60 Nipple-Sparing Mastectomy in Patients With BRCA and Other Breast Cancer–Related Gene Mutations

60 Nipple-Sparing Mastectomy in Patients With BRCA and Other Breast Cancer–Related Gene Mutations

Background

Nipple-sparing mastectomy (NSM) and genetic panel testing have become more common in breast care. Our study aims to evaluate the outcomes of patients with BRCA and other breast cancer–related gene mutations who have undergone NSM.

Materials and Methods

We conducted an institutional review board–approved chart review of patients with breast cancer–related gene mutations identified in a database of patients with NSM performed from 2007 to 2017 in a community hospital. Clinical and pathological data were collected and analyzed.

Results

Among the 271 patients in the NSM database, 226 (83%) underwent genetic testing, of which 102 (45%) had only BRCA testing and 124 (55%) had panel testing. Fifty-eight patients (26%) tested positive for a genetic mutation, of which 53 patients (24%) were identified with a breast cancer–related gene mutation. These mutations were BRCA1 in 22 patients (42%), BRCA2 in 22 patients (42%), ATM in 3 patients (6%), PALB2 in 3 patients (6%), CHEK2 in 3 patients (6%), and CDH1 in 1 patient (2%). Among those patients, one had both BRCA2 and CHEK2 mutations.

The purpose of the NSM was for only risk reduction in 40 patients (76%), combined treatment and risk reduction in 12 patients (23%), and only treatment in 1 patient (2%). All patients underwent immediate reconstruction, with direct implant reconstruction being the most common in 29 patients (55%), followed by autologous tissue flaps in 13 patients (25%), and tissue expanders in 11 patients (21%). Nine patients (17%) had invasive ductal carcinoma (IDC) and 5 patients (9%) had ductal carcinoma in situ (DCIS). Three patients had chemotherapy only, 1 patient had endocrine therapy only, 3 patients had both chemotherapy and endocrine therapy, and 2 patients had chemotherapy, post-mastectomy radiation, and endocrine therapy. There were no incidental cancers identified in prophylactic NSM.
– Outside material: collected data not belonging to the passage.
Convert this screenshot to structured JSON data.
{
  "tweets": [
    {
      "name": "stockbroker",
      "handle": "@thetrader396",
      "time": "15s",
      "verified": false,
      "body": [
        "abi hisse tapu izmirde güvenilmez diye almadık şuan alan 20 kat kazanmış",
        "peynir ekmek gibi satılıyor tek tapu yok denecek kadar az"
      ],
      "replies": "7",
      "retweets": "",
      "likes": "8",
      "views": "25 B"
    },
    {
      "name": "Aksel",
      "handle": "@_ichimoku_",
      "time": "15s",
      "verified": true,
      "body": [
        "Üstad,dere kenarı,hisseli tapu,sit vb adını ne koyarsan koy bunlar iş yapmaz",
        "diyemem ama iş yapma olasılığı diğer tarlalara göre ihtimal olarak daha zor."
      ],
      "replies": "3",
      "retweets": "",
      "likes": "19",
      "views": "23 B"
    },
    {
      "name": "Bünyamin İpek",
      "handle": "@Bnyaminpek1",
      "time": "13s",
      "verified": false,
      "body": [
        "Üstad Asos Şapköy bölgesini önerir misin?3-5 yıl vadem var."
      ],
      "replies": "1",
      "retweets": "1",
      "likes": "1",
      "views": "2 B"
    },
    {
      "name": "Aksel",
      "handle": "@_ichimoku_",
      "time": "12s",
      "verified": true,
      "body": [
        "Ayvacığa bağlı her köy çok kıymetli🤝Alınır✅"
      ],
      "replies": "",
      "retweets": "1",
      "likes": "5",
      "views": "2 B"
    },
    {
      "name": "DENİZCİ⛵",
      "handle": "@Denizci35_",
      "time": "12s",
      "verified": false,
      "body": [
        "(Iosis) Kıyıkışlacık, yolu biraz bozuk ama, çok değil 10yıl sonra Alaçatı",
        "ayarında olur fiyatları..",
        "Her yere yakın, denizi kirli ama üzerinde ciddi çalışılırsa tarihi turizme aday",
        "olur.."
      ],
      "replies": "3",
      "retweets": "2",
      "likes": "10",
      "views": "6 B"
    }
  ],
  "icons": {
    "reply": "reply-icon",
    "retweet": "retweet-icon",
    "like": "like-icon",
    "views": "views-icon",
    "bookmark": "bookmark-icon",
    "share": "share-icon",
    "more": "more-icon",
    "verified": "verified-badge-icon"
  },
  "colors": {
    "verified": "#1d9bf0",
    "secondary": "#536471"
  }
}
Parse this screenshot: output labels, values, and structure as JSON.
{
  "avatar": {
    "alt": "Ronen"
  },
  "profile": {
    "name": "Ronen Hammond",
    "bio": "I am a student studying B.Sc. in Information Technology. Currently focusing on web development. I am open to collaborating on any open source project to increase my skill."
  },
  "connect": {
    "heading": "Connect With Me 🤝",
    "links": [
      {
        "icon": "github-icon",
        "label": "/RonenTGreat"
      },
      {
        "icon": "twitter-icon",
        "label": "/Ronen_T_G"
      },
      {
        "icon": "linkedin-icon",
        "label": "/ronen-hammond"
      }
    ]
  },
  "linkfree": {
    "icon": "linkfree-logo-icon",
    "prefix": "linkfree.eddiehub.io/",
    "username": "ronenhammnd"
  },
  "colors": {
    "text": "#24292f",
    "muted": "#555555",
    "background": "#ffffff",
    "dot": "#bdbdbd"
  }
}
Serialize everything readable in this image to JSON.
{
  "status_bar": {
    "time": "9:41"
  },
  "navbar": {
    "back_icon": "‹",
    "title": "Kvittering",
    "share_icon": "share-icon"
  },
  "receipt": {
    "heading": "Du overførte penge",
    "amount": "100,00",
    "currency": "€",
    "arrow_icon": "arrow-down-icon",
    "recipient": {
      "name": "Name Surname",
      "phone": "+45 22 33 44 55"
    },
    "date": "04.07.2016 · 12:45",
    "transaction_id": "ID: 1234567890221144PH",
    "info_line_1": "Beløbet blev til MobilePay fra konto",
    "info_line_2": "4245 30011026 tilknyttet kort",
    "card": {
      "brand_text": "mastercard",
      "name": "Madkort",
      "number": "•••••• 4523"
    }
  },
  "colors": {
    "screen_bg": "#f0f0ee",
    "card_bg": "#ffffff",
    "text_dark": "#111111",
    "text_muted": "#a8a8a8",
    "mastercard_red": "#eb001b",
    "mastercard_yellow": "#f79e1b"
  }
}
The median follow-up period was 116 months (range, 0-197). No breast cancers developed on the side of the prophylactic NSM. No local recurrence was observed. There was 1 regional and 1 distant recurrence. One patient with a BRCA1 mutation had undergone neoadjuvant chemotherapy, a therapeutic NSM for a triple-negative IDC with a negative sentinel node biopsy and a complete pathologic response, and a contralateral risk-reducing NSM; she developed an axillary recurrence on the therapeutic side. One patient with a BRCA2 mutation with a prior right-modified radical mastectomy for a triple-negative invasive cancer later underwent a prophylactic NSM; she developed bone metastasis. There were no mortalities in the follow-up period.

Conclusion

Our study suggests that NSM is a safe surgical approach for patients with BRCA and other breast cancer–related gene mutations. Further studies are needed to support these findings.